Bolivia, i vescovi: si ascolti la voce del dialogo per il bene del Paese

Emergenza sanitaria, tensioni sociali, fragilità economica e instabilità politica segnano il difficile, attuale cammino della Bolivia. I vescovi boliviani chiedono alle parti sociali e a tutte le componenti del Paese andino di imboccare la via del dialogo per mettere da parte atteggiamenti violenti e superare la crisi. Intervista con monsignor Eugenio Coter vicario apostolico di Pando, nel nord della Bolivia

Amedeo Lomonaco – Città del Vaticano

La Bolivia è un Paese che continua ad essere scosso da profonde divisioni. Alla preoccupante emergenza sanitaria legata al Covid-19, che finora ha provocato la morte di oltre 3700 persone, si aggiunge un clima di forte tensione. Da una settimana blocchi stradali e scioperi, organizzati dalla Central Obrera Boliviana (Cob) per protestare contro il rinvio delle elezioni, bloccano il Paese. Le barriere impediscono il trasporto via terra di materiale essenziale da Santa Cruz de la Sierra, nell'est della Bolivia, fino a La Paz e Cochabamba al centro e all'ovest.

Mancano beni di prima necessità e bombole di ossigeno

Oltre al cibo e altri prodotti di base, c'è una grave carenza di bombole di ossigeno. La presidente ad interim, Jeanine Anez, ha annunciato "azioni per rafforzare la sicurezza nel Paese".  Il governo boliviano ha ordinato alle forze armate e alla polizia di sorvegliare in particolare i convogli di materiale medico. Secondo l’esecutivo boliviano, la mancanza di ossigeno, dovuta ai blocchi stradali, ha causato la morte di 31 pazienti affetti da Covid-19 la scorsa settimana.

Elezioni posticipate

Le elezioni presidenziali del ‘post Morales’ che si dovevano tenere il 6 settembre (rinviate dalla data originale di maggio), a fine luglio sono state rinviate per la seconda volta. Ora sono state fissate al 18 ottobre. L’ex presidente boliviano Evo Morales, in esilio in Argentina e dimessosi dopo l'annullamento per brogli delle elezioni dello scorso mese di ottobre, ha proposto ai movimenti che lo sostengono e che continuano ad organizzare blocchi stradali, di accettare un accordo "definitivo e inamovibile" sulla data del 18 ottobre per lo svolgimento delle consultazioni.
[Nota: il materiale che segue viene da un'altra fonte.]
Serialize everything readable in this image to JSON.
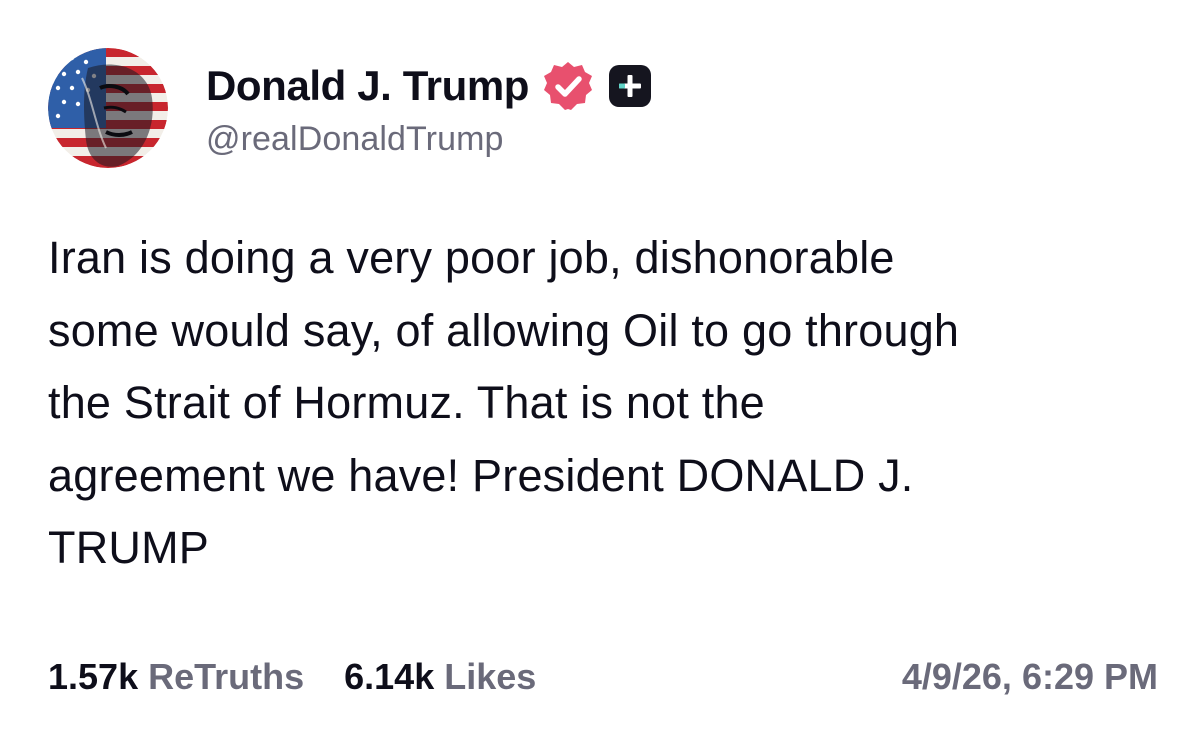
{
  "author": {
    "display_name": "Donald J. Trump",
    "handle": "@realDonaldTrump",
    "avatar_icon": "flag-portrait-avatar",
    "verified_icon": "verified-badge-icon",
    "plus_icon": "plus-badge-icon"
  },
  "post": {
    "text": "Iran is doing a very poor job, dishonorable\nsome would say, of allowing Oil to go through\nthe Strait of Hormuz. That is not the\nagreement we have! President DONALD J.\nTRUMP"
  },
  "stats": {
    "retruths_count": "1.57k",
    "retruths_label": "ReTruths",
    "likes_count": "6.14k",
    "likes_label": "Likes"
  },
  "timestamp": "4/9/26, 6:29 PM",
  "colors": {
    "text": "#0e0e1a",
    "muted": "#6a6a7a",
    "verified": "#e8506e",
    "plus_badge_bg": "#15151f",
    "plus_badge_accent": "#5fd3c7"
  }
}
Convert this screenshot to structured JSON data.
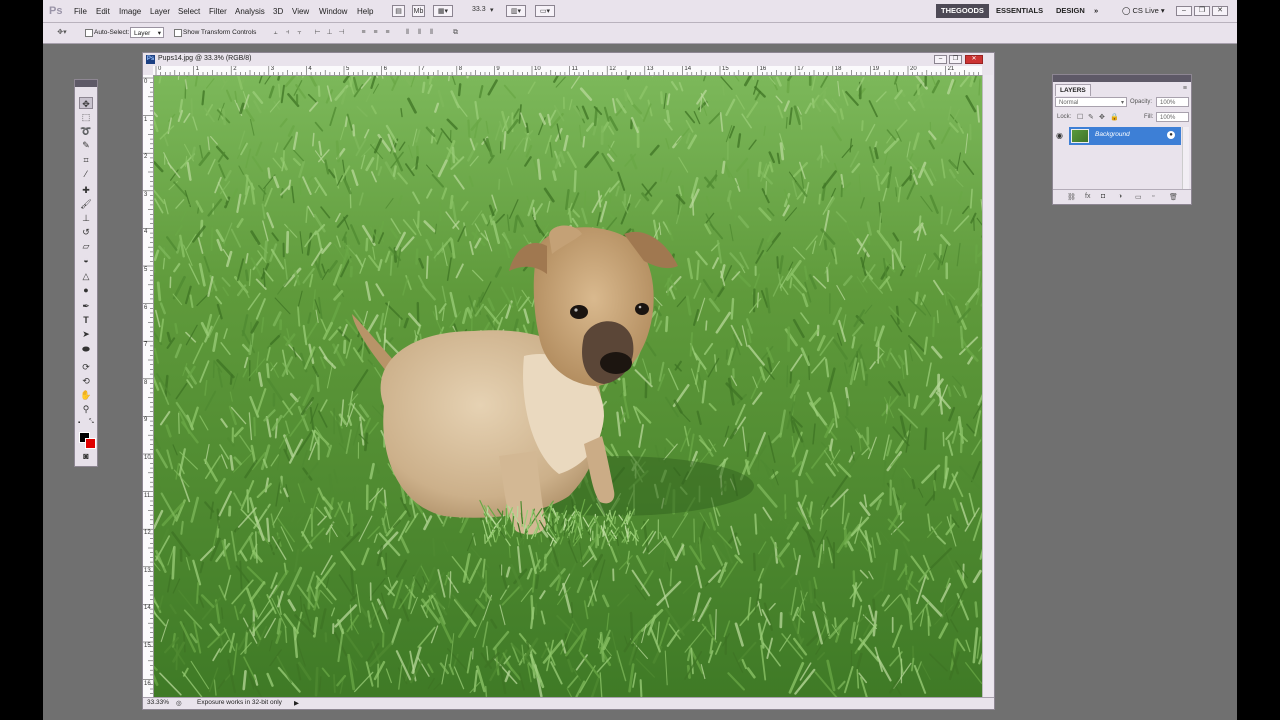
{
  "app": {
    "logo": "Ps",
    "menus": [
      "File",
      "Edit",
      "Image",
      "Layer",
      "Select",
      "Filter",
      "Analysis",
      "3D",
      "View",
      "Window",
      "Help"
    ],
    "zoom_field": "33.3",
    "workspaces": [
      "THEGOODS",
      "ESSENTIALS",
      "DESIGN"
    ],
    "active_workspace": "THEGOODS",
    "more_workspaces": "»",
    "cs_live": "CS Live"
  },
  "options_bar": {
    "auto_select_label": "Auto-Select:",
    "auto_select_value": "Layer",
    "show_transform_label": "Show Transform Controls"
  },
  "document": {
    "title": "Pups14.jpg @ 33.3% (RGB/8)",
    "ruler_h": [
      "0",
      "1",
      "2",
      "3",
      "4",
      "5",
      "6",
      "7",
      "8",
      "9",
      "10",
      "11",
      "12",
      "13",
      "14",
      "15",
      "16",
      "17",
      "18",
      "19",
      "20",
      "21"
    ],
    "ruler_v": [
      "0",
      "1",
      "2",
      "3",
      "4",
      "5",
      "6",
      "7",
      "8",
      "9",
      "10",
      "11",
      "12",
      "13",
      "14",
      "15",
      "16"
    ],
    "status_zoom": "33.33%",
    "status_info": "Exposure works in 32-bit only"
  },
  "layers_panel": {
    "tab": "LAYERS",
    "blend_mode": "Normal",
    "opacity_label": "Opacity:",
    "opacity_value": "100%",
    "lock_label": "Lock:",
    "fill_label": "Fill:",
    "fill_value": "100%",
    "layer_name": "Background"
  },
  "colors": {
    "foreground": "#000000",
    "background": "#e00000",
    "selected_layer": "#3d7fd6"
  }
}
Appello dei vescovi boliviani

La Conferenza episcopale della Bolivia (Ceb), di fronte ai “gravi conflitti sociali e alla crisi sanitaria” che sconvolgono il Paese, ha diffuso una dichiarazione ribadendo la volontà di “facilitare il dialogo ovunque sia necessario”. I presuli esprimono in particolare preoccupazione per la violenza, sempre più grave, che “mette in pericolo la sicurezza e la vita della popolazione”. “L’odio non è la soluzione a nessun problema", scrivono i vescovi boliviani che condannano “ogni forma di violenza, da qualunque parte provenga, perché porta alla perdita di vite umane”. E ad “una spirale infinita che genera ulteriori conflitti”. Quello della Chiesa è un accorato appello a tutto il Paese, sottolinea monsignor Eugenio Coter vicario apostolico di Pando, nel nord della Bolivia.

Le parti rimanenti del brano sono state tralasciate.